How hepatitis treatment can be made affordable – especially for lower-income and middle-income countries – was one of the big questions of the World Hepatitis Summit. Daniel Lavanchy of the Viral Hepatitis Prevention Board reported on a recent stakeholder meeting which reviewed potential mechanisms for funding hepatitis treatment. Although some are attracted by the idea of a specific donor funding pool for hepatitis, one of the big problems of reproducing a model that has succeeded in expanding treatment of HIV, tuberculosis and malaria in developing countries is that a large proportion of the burden of viral hepatitis is in countries that no longer qualify for development assistance, such as China, India, Brazil and Russia. The costs of treatment will need to be met from domestic resources, emphasising the importance of improving universal health coverage and insurance systems.
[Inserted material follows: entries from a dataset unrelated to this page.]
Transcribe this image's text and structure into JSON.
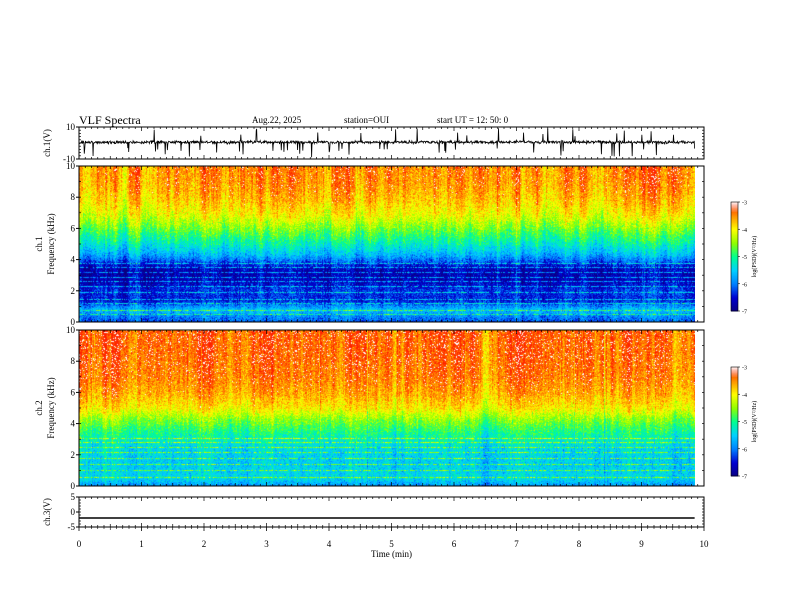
{
  "header": {
    "title": "VLF Spectra",
    "date": "Aug.22, 2025",
    "station": "station=OUI",
    "start_ut": "start  UT =   12: 50: 0"
  },
  "chart_data": [
    {
      "type": "line",
      "name": "ch1-waveform",
      "ylabel": "ch.1(V)",
      "ylim": [
        -10,
        10
      ],
      "yticks": [
        "10",
        "-10"
      ],
      "xlim": [
        0,
        10
      ],
      "baseline_offset_v": 0.5,
      "noise_amplitude_v": 1.5,
      "spike_amplitude_v": 9,
      "color": "#000000"
    },
    {
      "type": "heatmap",
      "name": "ch1-spectrogram",
      "ylabel": "Frequency (kHz)",
      "channel_label": "ch.1",
      "ylim": [
        0,
        10
      ],
      "yticks": [
        "0",
        "2",
        "4",
        "6",
        "8",
        "10"
      ],
      "xlim": [
        0,
        9.85
      ],
      "colorbar": {
        "label": "log(PSD)(V²/Hz)",
        "min": -7,
        "max": -3,
        "ticks": [
          "-3",
          "-4",
          "-5",
          "-6",
          "-7"
        ]
      },
      "profile": [
        [
          0,
          -6.2
        ],
        [
          0.3,
          -6.0
        ],
        [
          0.8,
          -5.6
        ],
        [
          1.4,
          -6.4
        ],
        [
          2.0,
          -6.3
        ],
        [
          2.6,
          -6.6
        ],
        [
          3.2,
          -6.7
        ],
        [
          3.6,
          -6.5
        ],
        [
          4.3,
          -5.7
        ],
        [
          5.0,
          -5.2
        ],
        [
          6.0,
          -4.6
        ],
        [
          6.8,
          -4.1
        ],
        [
          7.8,
          -3.75
        ],
        [
          8.8,
          -3.55
        ],
        [
          10.0,
          -3.45
        ]
      ],
      "lines_khz": [
        0.5,
        0.8,
        1.2,
        1.5,
        1.9,
        2.3,
        2.6,
        2.9,
        3.2,
        3.5,
        3.8
      ]
    },
    {
      "type": "heatmap",
      "name": "ch2-spectrogram",
      "ylabel": "Frequency (kHz)",
      "channel_label": "ch.2",
      "ylim": [
        0,
        10
      ],
      "yticks": [
        "0",
        "2",
        "4",
        "6",
        "8",
        "10"
      ],
      "xlim": [
        0,
        9.85
      ],
      "colorbar": {
        "label": "log(PSD)(V²/Hz)",
        "min": -7,
        "max": -3,
        "ticks": [
          "-3",
          "-4",
          "-5",
          "-6",
          "-7"
        ]
      },
      "profile": [
        [
          0,
          -5.9
        ],
        [
          0.5,
          -5.4
        ],
        [
          1.5,
          -5.5
        ],
        [
          2.5,
          -5.4
        ],
        [
          3.2,
          -5.1
        ],
        [
          3.6,
          -4.9
        ],
        [
          4.3,
          -4.5
        ],
        [
          5.0,
          -3.95
        ],
        [
          6.0,
          -3.6
        ],
        [
          7.0,
          -3.4
        ],
        [
          8.5,
          -3.3
        ],
        [
          10.0,
          -3.25
        ]
      ],
      "lines_khz": [
        0.6,
        1.0,
        1.4,
        1.8,
        2.2,
        2.5,
        2.8,
        3.1
      ]
    },
    {
      "type": "line",
      "name": "ch3-waveform",
      "ylabel": "ch.3(V)",
      "ylim": [
        -5,
        5
      ],
      "yticks": [
        "5",
        "0",
        "-5"
      ],
      "xlim": [
        0,
        10
      ],
      "values": [
        [
          0,
          -2.0
        ],
        [
          9.85,
          -2.0
        ]
      ],
      "color": "#000000"
    }
  ],
  "xaxis": {
    "label": "Time (min)",
    "ticks": [
      "0",
      "1",
      "2",
      "3",
      "4",
      "5",
      "6",
      "7",
      "8",
      "9",
      "10"
    ]
  },
  "colormap": [
    "#0a0080",
    "#0000d0",
    "#0080ff",
    "#00d0ff",
    "#00ff90",
    "#90ff00",
    "#ffff00",
    "#ff9000",
    "#ff2000",
    "#ffffff"
  ]
}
Regardless of how treatment is financed, mechanisms to reduce drug prices in middle-income countries will play a critical part in making treatment affordable for governments and insurance funds. Besides voluntary licensing (discussed separately at the World Hepatitis Summit), discounts for large-scale payers might enable some countries to scale up treatment – as long as the political will exists. Innovative methods of finance are also being examined, such as social impact bonds, in which a portion of the health care costs saved by preventing disease are returned to investors as a reward for putting up the money to pay for a treatment programme.